7. Parmi les difficultés, il y a aussi les situations d'ordre
politique, social et culturel qui empêchent et rendent difficile la fréquentation
de l'école catholique. Le drame de la misère diffuse et de la faim
dans le monde, conflits et guerres civiles, phénomène de dégradation
urbaine, diffusion de la criminalité dans les grandes aires métropolitaines
de tant de cités, ne permettent pas la pleine réalisation des
projets de formation et d'éducation. En d'autres parties du monde, ce
sont les gouvernements qui font obstacle, en empêchant en fait, sinon
l'action de l'école catholique, du moins la progression des mentalités,
des pratiques démocratiques et la sensibilisation accrue pour les droits
humains. D'autres difficultés sont créées par les problèmes
économiques. Une telle situation se fait sentir davantage dans les pays où
aucune contribution gouvernementale n'est prévue pour les écoles
qui ne sont pas de l'Etat. Ce qui rend presque insoutenable la charge économique
pour les familles qui ne choisissent pas l'école de l'Etat et grève
d'une sérieuse hypothèque la survie même des écoles.

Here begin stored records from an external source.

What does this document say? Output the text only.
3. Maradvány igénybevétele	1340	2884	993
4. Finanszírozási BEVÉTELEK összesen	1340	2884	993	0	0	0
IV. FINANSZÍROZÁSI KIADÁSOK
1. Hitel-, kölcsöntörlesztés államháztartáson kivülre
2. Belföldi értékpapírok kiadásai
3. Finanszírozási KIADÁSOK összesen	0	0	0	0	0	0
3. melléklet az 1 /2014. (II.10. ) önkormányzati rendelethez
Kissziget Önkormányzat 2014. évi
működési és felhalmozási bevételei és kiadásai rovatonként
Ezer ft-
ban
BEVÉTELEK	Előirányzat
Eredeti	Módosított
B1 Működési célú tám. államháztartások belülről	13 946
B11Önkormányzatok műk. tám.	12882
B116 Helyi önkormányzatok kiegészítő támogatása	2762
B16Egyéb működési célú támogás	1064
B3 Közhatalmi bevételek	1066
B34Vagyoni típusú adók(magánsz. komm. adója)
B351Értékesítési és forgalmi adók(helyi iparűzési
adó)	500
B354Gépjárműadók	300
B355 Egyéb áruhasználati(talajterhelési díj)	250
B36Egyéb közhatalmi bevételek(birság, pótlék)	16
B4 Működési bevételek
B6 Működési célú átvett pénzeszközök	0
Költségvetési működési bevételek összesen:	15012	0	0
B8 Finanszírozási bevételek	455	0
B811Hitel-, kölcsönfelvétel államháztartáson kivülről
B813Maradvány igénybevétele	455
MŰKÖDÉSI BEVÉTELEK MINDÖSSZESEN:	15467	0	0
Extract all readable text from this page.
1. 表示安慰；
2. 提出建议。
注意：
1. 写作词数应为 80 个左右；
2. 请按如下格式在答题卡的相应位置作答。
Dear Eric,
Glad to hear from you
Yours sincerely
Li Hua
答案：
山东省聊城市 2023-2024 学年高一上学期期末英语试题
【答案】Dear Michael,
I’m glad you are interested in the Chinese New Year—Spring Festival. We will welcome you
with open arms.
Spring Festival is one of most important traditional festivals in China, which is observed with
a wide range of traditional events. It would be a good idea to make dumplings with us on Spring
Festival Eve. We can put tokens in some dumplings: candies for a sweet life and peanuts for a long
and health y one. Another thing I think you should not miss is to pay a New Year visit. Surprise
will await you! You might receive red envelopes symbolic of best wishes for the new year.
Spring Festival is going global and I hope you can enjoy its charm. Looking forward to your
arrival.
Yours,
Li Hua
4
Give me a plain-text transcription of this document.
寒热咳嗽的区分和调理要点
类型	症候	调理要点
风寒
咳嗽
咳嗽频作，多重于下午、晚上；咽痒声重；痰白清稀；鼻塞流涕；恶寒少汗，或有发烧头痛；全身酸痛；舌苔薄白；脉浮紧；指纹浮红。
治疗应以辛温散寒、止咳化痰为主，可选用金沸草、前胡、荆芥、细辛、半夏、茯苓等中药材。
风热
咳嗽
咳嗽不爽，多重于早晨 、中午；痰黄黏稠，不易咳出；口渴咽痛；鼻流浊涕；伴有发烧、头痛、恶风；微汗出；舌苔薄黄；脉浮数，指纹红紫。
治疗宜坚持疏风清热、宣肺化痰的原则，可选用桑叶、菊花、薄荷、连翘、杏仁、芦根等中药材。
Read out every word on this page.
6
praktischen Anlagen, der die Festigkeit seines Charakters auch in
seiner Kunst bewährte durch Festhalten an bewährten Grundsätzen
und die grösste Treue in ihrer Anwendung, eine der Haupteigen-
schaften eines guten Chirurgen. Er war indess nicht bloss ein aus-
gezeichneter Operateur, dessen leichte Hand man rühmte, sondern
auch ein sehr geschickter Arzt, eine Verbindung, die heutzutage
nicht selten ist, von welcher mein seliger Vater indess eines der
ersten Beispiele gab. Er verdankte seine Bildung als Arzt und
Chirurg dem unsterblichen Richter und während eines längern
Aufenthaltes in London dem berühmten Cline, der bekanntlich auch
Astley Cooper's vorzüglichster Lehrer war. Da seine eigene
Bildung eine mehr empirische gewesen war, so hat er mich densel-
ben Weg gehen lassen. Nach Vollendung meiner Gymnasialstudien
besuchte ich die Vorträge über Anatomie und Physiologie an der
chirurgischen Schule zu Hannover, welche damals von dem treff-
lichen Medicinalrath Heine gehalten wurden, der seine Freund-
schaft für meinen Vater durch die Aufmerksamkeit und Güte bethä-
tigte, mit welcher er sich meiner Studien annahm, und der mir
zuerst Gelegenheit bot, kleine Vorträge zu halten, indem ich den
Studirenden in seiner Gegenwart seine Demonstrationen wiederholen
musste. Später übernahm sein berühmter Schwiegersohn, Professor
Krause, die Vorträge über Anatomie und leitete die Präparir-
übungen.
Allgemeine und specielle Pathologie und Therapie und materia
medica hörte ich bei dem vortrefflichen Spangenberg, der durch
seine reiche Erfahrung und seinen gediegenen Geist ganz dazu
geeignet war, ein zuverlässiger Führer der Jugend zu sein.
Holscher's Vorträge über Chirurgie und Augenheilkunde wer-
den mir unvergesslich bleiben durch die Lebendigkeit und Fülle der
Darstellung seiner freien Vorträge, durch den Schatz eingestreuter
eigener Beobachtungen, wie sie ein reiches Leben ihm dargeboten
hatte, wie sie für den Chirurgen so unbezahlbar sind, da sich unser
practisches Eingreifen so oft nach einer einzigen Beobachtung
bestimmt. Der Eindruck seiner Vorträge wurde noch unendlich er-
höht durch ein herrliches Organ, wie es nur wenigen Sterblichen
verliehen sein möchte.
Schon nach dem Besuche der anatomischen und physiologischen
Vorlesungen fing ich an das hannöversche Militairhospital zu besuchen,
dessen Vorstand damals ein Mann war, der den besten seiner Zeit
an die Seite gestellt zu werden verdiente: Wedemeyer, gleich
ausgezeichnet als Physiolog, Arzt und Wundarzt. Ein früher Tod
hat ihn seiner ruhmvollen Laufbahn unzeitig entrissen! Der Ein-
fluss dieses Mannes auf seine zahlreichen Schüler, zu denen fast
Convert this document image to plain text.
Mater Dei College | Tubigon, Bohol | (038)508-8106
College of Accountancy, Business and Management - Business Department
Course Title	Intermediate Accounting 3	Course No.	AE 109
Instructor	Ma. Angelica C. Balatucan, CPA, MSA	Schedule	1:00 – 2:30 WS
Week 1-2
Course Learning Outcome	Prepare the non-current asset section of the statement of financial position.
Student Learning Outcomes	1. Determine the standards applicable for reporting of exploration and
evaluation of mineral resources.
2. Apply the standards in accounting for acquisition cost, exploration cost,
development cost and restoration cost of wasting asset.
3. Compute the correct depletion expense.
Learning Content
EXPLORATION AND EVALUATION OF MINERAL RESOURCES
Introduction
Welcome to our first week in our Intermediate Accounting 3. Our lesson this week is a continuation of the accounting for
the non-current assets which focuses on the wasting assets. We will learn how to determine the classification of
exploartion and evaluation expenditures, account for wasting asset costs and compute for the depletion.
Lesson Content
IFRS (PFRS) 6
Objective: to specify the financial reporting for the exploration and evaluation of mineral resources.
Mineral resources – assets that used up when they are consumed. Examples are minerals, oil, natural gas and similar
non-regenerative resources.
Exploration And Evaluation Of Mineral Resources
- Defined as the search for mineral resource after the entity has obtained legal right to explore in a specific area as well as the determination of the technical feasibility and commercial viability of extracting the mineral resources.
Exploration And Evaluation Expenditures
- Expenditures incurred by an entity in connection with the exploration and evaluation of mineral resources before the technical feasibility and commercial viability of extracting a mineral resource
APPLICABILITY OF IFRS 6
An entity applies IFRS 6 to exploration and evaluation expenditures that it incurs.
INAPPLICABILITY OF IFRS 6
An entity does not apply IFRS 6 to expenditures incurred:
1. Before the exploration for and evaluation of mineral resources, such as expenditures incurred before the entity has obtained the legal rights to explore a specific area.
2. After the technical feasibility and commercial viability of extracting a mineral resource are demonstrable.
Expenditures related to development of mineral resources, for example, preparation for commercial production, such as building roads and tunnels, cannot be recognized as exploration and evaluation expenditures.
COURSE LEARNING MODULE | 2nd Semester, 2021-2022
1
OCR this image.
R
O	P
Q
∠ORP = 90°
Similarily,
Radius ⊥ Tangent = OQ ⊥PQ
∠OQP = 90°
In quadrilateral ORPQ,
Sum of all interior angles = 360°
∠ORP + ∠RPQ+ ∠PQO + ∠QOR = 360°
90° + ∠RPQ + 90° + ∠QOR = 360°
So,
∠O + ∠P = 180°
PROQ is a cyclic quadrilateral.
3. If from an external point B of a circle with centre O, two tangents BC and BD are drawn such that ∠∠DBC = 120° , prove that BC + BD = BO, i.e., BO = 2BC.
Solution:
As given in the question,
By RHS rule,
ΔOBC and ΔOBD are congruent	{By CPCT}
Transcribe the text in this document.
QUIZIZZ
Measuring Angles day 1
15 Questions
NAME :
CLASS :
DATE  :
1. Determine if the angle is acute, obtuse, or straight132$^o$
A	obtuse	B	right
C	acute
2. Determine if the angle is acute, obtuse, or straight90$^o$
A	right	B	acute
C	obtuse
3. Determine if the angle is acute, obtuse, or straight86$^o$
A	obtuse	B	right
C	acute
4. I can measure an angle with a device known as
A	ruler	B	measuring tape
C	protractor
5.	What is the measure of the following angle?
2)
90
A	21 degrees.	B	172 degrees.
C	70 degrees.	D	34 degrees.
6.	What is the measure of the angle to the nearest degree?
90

En dehors des incidences sur le recrutement et la présence continue des
maîtres, les difficultés économiques peuvent avoir aussi
pour effet l'exclusion des écoles catholiques de quiconque n'est pas en
possession de moyens suffisants, provocant ainsi une sélection des étudiants,
qui fait perdre à l'école catholique sa caractéristique
fondamentale d'être l'école pour tous.
Le regard tendu en avant
8. Le regard tourné vers les joies et les peines de l'école
catholique, sans prétendre en épuiser l'étendue et la
profondeur, nous invite à penser à la contribution qu'elle peut
apporter à la formation des nouvelles générations au seuil
du troisième millénaire, conscients, comme l'écrit
Jean-Paul II, que « l'avenir du monde et de l'Eglise appartient aux jeunes
générations, qui, nées au cours de ce siècle,
arriveront à leur maturité au cours du prochain, le premier du
nouveau millénaire ».(5) L'école catholique doit être
ainsi en mesure de fournir aux jeunes les instruments de connaissance qui leur
permettent de prendre place dans une société fortement marquée
par les connaissances techniques et scientifiques mais, en même temps
nous pourrions dire en premier lieu elle doit pouvoir leur donner une
solide formation orientée chrétiennement. Nous sommes donc
convaincus que, pour faire de l'école catholique un instrument éducatif
adapté au monde d'aujourd'hui, il faut renforcer quelques-unes de ses
caractéristiques fondamentales.
La personne et son éducation
9. L'école catholique prend l'aspect d'une école pour la
personne et d'une école des personnes. « La personne de chacun, dans
ses besoins matériels et spirituels, est au centre de l'enseignement de Jésus:
c'est pour cela que la promotion de la personne humaine est le but de l'école
catholique ».(6) Cette affirmation, en mettant en lumière le rapport
vital de l'homme au Christ, rappelle qu'en la Personne même du Christ se
trouve la plénitude de la vérité sur l'homme. C'est pour
cela que l'école catholique, en s'engageant à promouvoir l'homme
dans son intégrité, le fait, en obéissant à la
sollicitude de l'Eglise, dans la conscience que toutes les valeurs humaines
trouvent leur réalisation plénière et par conséquent
leur unité dans le Christ.(7) Cette conscience exprime la position
centrale de la personne dans le projet éducatif de l'école
catholique, renforce son engagement éducatif, la rend apte à éduquer
de fortes personnalités.
10. Le contexte socio-culturel d'aujourd'hui risque de mettre dans l'ombre «
la valeur éducative de l'école catholique, valeur qui constitue sa
raison d'être principale et fondamentale et qui est la base de son
apostolat ».(8) En effet, s'il est vrai que dans les dernières années
il y a eu une forte attention et une sensibilisation accrue de la part de
l'opinion publique, des organisations internationales et des gouvernements aux
questions de l'école et de l'éducation, on doit aussi constater
que s'est répandue une réduction de l'éducation aux aspects
purement techniques et fonctionnels. Les sciences pédagogiques et éducatives
elles-mêmes sont apparues plus arrêtées sur le versant de la
reconnaissance phénoménologique et de la pratique didactique que
sur celui de l'éducation proprement dite, centrée sur des valeurs
et des horizons lourds de signification. La fragmentation de l'éducation,
le caractère générique des valeurs auxquelles on en appelle
fréquemment, tout obtenant un large et rapide consensus, au prix,
cependant, d'un dangereux obscurcissement des contenus, tendent à replier
l'école sur un neutralisme supposé, qui épuise le potentiel
éducatif et se reflète négativement sur la formation des élèves.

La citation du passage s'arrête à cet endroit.